The grant applications focused on inclusivity because the committee wanted to make sure anyone could access the playground, especially the students in wheelchairs.
After the bids were received, the committee looked through all of them and rated them from one to three, Ryan said.
Boland Recreation’s playground was over budget and would take 48 weeks to get the equipment in, he said. The installation would happen after school started.
“While they were really easy to work with and we liked their design the time really kind of took them out of it as well as the budget,” Ryan added.
American Playground submitted several different designs and came in under budget. However, a lot of the items the committee wanted adjusted in the design the other companies couldn’t such as the monkey bars.
“They could have just taken that off but they couldn’t add anything to that,” Ryan said.
The committee decided Rainbow of the Heart in Grimes was the best company to work with because the company was able to accommodate all the ELC playground needs, he said. The company also came in under budget.
The original budget was $130,000. The grants of $50,000 from the Ryan Trust and $15,000 from West Liberty made it possible for more areas that were inclusive to students needs.
ELC Nurse Kayla Morrison was one of the playground committee members. She told the board of education members there were several pieces added to the playground for sensory play, which is a developmental goal for the preschool and elementary students.
Morrison still would like to add a few pieces to the playground.
“In my dream playground it has wheelchair accessible wheelchair ramps but each ramp was very expensive,” she said.
There is a merry go round that will be accessible for students in wheelchairs to use, Morrison said.
Musical instruments will be available for all the students to use, a tunnel to crawl through as a sensory tool, a little house with a bench inside it and a tricycle go round.

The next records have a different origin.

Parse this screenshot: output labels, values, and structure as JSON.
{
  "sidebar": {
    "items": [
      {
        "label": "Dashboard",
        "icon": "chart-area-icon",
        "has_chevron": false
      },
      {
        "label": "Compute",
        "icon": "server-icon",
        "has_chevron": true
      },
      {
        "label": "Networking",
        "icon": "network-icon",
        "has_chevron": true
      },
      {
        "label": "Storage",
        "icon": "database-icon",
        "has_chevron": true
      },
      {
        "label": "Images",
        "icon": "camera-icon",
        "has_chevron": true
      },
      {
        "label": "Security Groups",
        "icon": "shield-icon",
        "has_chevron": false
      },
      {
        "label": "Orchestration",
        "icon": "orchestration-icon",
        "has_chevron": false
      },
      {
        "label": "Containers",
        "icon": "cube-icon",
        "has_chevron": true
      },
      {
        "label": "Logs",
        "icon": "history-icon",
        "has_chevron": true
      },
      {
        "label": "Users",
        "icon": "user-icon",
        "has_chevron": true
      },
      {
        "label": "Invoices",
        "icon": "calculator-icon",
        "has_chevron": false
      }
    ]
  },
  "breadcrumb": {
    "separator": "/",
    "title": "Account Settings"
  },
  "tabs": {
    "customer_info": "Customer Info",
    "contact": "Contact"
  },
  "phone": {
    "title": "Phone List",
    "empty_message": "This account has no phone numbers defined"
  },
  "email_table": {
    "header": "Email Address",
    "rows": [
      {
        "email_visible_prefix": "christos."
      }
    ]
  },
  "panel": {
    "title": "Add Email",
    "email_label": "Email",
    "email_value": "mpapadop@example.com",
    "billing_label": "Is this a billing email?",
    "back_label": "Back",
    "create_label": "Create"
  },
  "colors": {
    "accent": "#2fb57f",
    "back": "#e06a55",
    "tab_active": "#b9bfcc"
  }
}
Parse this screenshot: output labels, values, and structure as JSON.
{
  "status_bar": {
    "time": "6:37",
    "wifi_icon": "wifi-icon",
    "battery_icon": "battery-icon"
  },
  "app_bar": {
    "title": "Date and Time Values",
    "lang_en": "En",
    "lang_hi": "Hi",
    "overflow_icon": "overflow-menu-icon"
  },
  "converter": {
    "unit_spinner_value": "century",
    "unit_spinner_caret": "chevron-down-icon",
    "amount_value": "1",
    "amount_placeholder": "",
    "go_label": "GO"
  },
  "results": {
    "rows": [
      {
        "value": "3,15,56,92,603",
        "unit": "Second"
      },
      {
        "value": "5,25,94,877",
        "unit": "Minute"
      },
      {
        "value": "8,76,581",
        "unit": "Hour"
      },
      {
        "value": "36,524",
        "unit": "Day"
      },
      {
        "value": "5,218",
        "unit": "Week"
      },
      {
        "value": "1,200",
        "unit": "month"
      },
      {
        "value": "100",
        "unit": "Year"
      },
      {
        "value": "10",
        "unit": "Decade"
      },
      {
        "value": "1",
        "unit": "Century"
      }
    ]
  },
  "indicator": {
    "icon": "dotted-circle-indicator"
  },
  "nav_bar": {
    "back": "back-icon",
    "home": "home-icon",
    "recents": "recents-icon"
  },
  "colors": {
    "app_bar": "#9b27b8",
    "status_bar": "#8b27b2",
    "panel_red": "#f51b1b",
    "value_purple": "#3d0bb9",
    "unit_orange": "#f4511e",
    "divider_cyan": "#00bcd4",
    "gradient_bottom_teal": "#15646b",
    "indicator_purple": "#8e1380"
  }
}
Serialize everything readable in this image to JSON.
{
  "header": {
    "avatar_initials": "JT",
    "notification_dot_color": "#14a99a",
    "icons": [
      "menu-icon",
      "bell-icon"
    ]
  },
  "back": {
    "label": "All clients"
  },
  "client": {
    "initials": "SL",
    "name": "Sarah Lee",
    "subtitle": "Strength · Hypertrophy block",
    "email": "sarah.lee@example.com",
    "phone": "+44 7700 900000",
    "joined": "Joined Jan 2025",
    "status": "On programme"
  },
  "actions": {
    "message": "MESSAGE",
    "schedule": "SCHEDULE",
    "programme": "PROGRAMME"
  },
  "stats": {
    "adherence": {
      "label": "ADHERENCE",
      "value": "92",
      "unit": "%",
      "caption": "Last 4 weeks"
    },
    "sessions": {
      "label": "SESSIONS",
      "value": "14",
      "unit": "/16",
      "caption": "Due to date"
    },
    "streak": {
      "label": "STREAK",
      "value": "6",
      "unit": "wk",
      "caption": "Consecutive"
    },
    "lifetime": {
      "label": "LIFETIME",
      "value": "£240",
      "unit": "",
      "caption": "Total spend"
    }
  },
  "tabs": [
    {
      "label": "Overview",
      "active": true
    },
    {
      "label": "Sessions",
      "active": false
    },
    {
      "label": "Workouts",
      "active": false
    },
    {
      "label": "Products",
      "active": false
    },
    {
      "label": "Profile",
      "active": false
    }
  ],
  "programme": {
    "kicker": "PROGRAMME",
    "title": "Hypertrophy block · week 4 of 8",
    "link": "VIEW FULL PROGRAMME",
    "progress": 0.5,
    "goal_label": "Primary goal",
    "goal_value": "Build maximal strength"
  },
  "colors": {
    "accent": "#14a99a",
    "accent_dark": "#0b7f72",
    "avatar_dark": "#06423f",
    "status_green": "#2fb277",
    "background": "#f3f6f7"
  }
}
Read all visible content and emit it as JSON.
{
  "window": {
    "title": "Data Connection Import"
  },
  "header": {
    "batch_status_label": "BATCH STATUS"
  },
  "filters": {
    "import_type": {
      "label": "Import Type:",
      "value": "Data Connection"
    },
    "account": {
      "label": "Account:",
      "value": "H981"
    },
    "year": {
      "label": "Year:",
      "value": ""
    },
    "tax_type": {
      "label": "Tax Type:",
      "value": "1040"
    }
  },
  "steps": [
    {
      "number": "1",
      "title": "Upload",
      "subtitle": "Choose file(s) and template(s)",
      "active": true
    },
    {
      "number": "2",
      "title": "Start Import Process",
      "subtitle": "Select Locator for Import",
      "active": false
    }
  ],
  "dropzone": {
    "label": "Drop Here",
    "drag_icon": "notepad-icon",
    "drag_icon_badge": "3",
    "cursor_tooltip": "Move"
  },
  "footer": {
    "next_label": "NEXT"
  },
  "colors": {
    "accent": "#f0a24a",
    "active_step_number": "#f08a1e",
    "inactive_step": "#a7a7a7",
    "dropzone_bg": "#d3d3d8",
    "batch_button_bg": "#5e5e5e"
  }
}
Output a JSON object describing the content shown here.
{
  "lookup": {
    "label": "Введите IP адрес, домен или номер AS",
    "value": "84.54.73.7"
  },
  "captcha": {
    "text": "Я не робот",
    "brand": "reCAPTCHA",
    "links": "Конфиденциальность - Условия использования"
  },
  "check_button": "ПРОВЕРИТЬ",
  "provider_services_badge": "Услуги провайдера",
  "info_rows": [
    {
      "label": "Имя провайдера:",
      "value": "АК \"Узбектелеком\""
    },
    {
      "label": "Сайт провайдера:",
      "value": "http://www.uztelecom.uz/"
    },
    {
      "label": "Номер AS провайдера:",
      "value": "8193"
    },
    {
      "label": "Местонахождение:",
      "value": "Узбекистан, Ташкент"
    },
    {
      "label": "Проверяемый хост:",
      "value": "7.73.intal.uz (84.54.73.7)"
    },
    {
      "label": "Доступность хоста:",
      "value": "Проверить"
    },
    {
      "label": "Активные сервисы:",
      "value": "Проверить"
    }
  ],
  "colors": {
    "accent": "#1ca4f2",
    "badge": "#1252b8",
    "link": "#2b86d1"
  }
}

“So the kids can pedal and exert a lot of that good energy they need to use,” Morrison said.
The ELC is working with the local area education association’s speech pathologist to have all weather all-purpose communication board diagram for students to use to talk about where they want to go on the playground, Morrison said.
Board of Education member Rebecca Vargas asked Morrison and Ryan if all fundraising was done for the ELC playground. Morrison said they were still looking into applying for other grants, especially since the elementary playground would be a project happening soon.
Morrison also said she had one item in particular she would like the school playground to have.
“I really want to get one of those wheelchair gliders,” Morrison said.
The cost for this item is almost $50,000, she added.
Board of education member Jeff Laughlin asked Ryan if the chosen bid included the cost for the groundwork to be done. Ryan said it did include everything else but the cost of building the concrete pad for it.
Board of Education member Ed Moreno asked Ryan if there were any plans for the old playground equipment. Ryan said there were some pieces they could bring over to be installed such as a buddy bench that is in storage currently. There weren’t plans for any of the older pieces though.
The bid from Rainbow of the Heart for the new ELC playground was approved unanimously by the board of education.